Less than 4% of UK startups have 10 or more employees 10 years after their creation according to a report on scaling-up companies that was commissioned by the British government. However, the fastest growing 6% of businesses between 2002 and 2008 created half the new UK jobs in that period, according to data from Nesta, an innovation think-tank.

British researchers have examined data on 239,649 employer firms that were born in 1998 and just about 10% survived in the 15-year period to 2013. 212,427 of the firms (90%) were born with less than 5 jobs and these very small firms had a similar proportion among the survivors. The researchers say that two-thirds of the born very small remain very small but amongst the 9,266 which grew, and had 5 jobs or more by age 15, there is an even smaller group, just 1,248 firms, which have grown quite spectacularly: taken together they account for 40% of all jobs added between birth and age 15 by all survivors.

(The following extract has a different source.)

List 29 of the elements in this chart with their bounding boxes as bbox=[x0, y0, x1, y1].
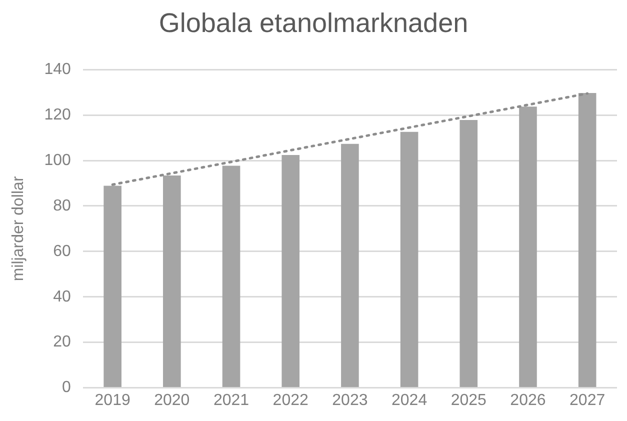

What if a business support agency had as an objective the early identification of those 1248 firms? Choosing a member of this small group from the 1998 firms born with less than 5 jobs requires considerable luck: the chance at birth is 1,248 out of 212,427 – about 0.5%.

Eurostat data show that Ireland in 2015 had the highest rate of HGFs (based on the 10% growth level; see chart above) among firms in the EU-28 with 10 or more employees. However, the Irish data likely reflects the significant foreign multinational sector. Ireland had a very low startup rate for employer firms in 2015:

Ireland has very low employer firm startup rate- the UK is 4 times bigger

HGFs are very important but the Holy Grail of how to sustain high growth has yet to be found. There are not sufficient data on firms currently available’ to track in particular firm profitability. Longitudinal studies could help in Ireland for example in tracking firms that succeed and fail despite State support. However, the answer to the question in the title in respect of Ireland, in particular, is to get a boost in Irish-owned employer firm startups as that would increase the likelihood of HGFs being created.

The Irish government focuses on support of high tech startups but anyone with international potential is typically acquired by a foreign-owned firm before there is a scaleup in Ireland — venture capital investors of course insist on a sale when a big name international firm comes calling. See here

It’s more than 20 years since there was a significant high tech scaleup in Ireland.